Point sur la participation
Concentrons-nous tout d’abord sur les dynamiques de participation pour ces prochaines élections législatives. À l’heure actuelle, 63% des Français se disent certains d’aller voter. Sans atteindre les niveaux de participation du premier tour de l’élection présidentielle de 2022 (74%), ce chiffre est élevé pour des élections législatives, bien davantage qu’en 2022 (48%). Cet effet de sidération provoqué par l’annonce de la dissolution a déjà eu un premier effet : remobiliser une partie de l’électorat – 81% des électeurs se disent d’ailleurs intéressés par le scrutin. Par ailleurs, nous sommes à même de constater des différences générationnelles assez importantes dans l’intention d’aller voter (graphique 1).
Graphique 1. Certitude d’aller voter aux prochaines élections législatives, selon la catégorie d’âge
Alors que seulement 51% des 18-24 ans et 48% des 25-34 ans sont certains d’aller voter, ces chiffres augmentent dans les catégories d’âge supérieures, pour atteindre 77% chez les 70 ans et plus.
Ces différences générationnelles sont par ailleurs bien plus explicatives des dynamiques de mobilisation électorale que les variables sociologiques « classiques » : l’écart entre l’intention de participer des ouvriers (54%) et celle des cadres (64%) n’est que de dix points, quand l’écart entre l’intention de participer des 18-24 ans (51%) et celle des 70 ans et plus (77%) est de 26 points.
Point sur les dynamiques de vote
Regardons maintenant les équilibres électoraux et les intentions de vote pour ces législatives (graphique 2).
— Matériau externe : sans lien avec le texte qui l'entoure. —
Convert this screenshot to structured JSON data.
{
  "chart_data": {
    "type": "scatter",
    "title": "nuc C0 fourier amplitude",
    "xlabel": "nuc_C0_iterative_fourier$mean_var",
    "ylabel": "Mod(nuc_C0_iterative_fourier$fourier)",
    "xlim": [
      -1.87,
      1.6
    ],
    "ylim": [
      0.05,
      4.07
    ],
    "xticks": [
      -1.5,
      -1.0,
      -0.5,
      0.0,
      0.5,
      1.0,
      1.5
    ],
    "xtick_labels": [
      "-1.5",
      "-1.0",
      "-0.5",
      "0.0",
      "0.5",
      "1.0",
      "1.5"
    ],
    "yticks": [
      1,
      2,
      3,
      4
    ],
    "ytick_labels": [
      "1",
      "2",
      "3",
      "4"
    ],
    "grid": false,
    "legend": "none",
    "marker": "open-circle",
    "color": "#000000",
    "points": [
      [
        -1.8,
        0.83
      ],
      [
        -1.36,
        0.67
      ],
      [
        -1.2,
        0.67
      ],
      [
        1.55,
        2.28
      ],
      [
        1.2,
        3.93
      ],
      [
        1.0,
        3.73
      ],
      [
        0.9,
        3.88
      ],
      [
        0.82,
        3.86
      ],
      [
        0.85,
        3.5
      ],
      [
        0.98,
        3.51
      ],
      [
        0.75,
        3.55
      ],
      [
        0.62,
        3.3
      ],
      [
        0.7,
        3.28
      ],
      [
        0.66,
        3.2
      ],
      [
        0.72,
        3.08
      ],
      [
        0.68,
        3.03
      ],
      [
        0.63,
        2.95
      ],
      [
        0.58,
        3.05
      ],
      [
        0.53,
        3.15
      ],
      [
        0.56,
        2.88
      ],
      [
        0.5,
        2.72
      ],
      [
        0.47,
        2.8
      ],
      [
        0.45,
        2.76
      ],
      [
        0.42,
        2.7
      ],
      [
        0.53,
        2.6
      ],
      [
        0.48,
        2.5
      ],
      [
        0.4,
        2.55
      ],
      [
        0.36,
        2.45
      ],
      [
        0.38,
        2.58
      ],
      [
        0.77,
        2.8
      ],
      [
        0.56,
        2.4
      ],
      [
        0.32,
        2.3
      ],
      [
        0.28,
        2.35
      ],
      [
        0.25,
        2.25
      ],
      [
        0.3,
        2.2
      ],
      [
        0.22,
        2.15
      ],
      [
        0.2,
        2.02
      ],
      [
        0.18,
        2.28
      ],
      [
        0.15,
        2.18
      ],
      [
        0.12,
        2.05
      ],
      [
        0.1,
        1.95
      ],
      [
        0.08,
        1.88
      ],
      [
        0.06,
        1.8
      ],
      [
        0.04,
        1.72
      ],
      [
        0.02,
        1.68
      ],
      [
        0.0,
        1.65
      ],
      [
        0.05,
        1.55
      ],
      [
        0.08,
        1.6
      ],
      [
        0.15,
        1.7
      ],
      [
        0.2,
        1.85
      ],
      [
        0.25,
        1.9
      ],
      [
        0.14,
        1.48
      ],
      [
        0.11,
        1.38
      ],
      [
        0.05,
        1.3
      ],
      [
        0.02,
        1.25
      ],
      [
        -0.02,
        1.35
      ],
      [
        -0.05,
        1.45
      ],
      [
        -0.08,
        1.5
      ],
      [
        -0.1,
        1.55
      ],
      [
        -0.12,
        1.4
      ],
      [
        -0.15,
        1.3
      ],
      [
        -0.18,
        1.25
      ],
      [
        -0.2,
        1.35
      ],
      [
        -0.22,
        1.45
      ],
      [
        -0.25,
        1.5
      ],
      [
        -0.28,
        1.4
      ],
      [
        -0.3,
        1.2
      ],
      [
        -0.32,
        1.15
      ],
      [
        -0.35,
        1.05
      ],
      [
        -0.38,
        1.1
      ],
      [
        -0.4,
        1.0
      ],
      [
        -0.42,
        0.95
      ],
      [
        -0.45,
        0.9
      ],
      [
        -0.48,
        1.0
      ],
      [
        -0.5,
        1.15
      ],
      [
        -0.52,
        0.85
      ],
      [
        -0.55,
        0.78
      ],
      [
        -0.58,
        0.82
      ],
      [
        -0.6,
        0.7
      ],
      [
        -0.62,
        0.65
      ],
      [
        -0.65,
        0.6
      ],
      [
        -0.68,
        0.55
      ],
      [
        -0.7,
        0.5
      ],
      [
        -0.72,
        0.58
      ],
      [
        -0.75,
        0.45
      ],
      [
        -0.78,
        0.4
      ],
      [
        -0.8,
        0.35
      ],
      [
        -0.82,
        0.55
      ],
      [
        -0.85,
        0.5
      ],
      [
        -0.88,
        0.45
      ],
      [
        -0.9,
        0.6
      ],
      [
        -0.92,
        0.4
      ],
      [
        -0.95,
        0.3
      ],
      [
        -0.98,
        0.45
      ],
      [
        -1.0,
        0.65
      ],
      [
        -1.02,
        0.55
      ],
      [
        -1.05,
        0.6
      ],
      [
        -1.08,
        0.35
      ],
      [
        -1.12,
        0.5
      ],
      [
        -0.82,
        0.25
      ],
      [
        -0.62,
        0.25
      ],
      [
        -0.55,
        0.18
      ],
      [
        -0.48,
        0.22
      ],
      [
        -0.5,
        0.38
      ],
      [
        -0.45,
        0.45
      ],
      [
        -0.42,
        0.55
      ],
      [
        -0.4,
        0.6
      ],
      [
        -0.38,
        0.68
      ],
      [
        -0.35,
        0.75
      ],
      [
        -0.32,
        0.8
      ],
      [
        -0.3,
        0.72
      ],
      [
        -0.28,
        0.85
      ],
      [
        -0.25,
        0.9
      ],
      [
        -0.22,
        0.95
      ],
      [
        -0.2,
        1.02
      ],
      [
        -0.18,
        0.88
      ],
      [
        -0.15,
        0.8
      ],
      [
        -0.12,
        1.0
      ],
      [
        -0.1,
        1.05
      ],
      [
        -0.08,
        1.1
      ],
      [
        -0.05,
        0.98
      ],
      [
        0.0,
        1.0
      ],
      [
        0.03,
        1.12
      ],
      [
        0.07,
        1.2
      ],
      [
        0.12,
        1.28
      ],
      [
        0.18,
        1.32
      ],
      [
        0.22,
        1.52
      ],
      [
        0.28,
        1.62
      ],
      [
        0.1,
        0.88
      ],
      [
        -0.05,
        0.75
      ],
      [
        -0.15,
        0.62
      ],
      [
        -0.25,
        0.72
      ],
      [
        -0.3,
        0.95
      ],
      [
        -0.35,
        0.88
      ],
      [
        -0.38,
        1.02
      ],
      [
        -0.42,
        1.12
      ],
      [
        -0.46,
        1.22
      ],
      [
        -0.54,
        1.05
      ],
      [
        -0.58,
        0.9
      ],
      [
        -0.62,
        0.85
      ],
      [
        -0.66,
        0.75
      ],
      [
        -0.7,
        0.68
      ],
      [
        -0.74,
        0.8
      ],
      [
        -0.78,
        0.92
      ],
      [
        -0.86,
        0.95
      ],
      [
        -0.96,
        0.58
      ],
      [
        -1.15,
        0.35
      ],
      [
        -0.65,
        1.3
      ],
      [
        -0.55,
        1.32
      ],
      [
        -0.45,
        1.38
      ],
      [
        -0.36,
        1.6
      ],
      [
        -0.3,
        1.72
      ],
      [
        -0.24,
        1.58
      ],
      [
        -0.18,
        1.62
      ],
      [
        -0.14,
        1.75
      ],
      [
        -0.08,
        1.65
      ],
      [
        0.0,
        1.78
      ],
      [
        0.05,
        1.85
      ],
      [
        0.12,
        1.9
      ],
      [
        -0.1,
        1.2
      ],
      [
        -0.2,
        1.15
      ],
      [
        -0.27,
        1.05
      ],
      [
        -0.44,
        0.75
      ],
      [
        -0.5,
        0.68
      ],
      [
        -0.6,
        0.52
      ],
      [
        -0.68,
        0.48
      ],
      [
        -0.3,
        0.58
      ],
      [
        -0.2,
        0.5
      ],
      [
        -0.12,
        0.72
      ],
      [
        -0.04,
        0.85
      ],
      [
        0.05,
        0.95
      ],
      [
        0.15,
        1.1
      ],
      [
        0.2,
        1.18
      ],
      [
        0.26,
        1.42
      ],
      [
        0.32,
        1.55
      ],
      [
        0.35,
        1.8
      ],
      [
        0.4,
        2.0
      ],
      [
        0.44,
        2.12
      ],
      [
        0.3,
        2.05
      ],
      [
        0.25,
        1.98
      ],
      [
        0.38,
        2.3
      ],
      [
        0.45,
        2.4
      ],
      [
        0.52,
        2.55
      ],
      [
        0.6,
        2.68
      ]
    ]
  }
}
Graphique 2. Intentions de vote pour les prochaines élections législatives, chez les Français certains d’aller voter
Si l’alliance entre le Rassemblement national (RN) et Éric Ciotti est assez largement en tête (36%), le Nouveau Front populaire (NFP) résiste avec 29% des intentions de vote, soit trois points de plus que le score obtenu par la Nupes en 2022. Notons que si les responsables des partis composant le NFP n’ont pas été avares de critiques les uns envers les autres ces derniers jours, cette alliance semble « tenir » dans les urnes : 94% des électeurs de Manon Aubry, 82% des électeurs de Léon Deffontaines, 72% des électeurs de Marie Toussaint et 72% des électeurs de Raphaël Glucksmann déclarent qu’ils voteront pour un candidat du Nouveau Front populaire.
À l’inverse, la coalition Ensemble subit un fort recul, passant de 26% en 2022 à 19,5% d’intentions de vote le 30 juin prochain.
Mobiliser la jeunesse, l’enjeu majeur pour la gauche
Concentrons-nous enfin sur les intentions de vote en fonction des catégories d’âge (graphique 3).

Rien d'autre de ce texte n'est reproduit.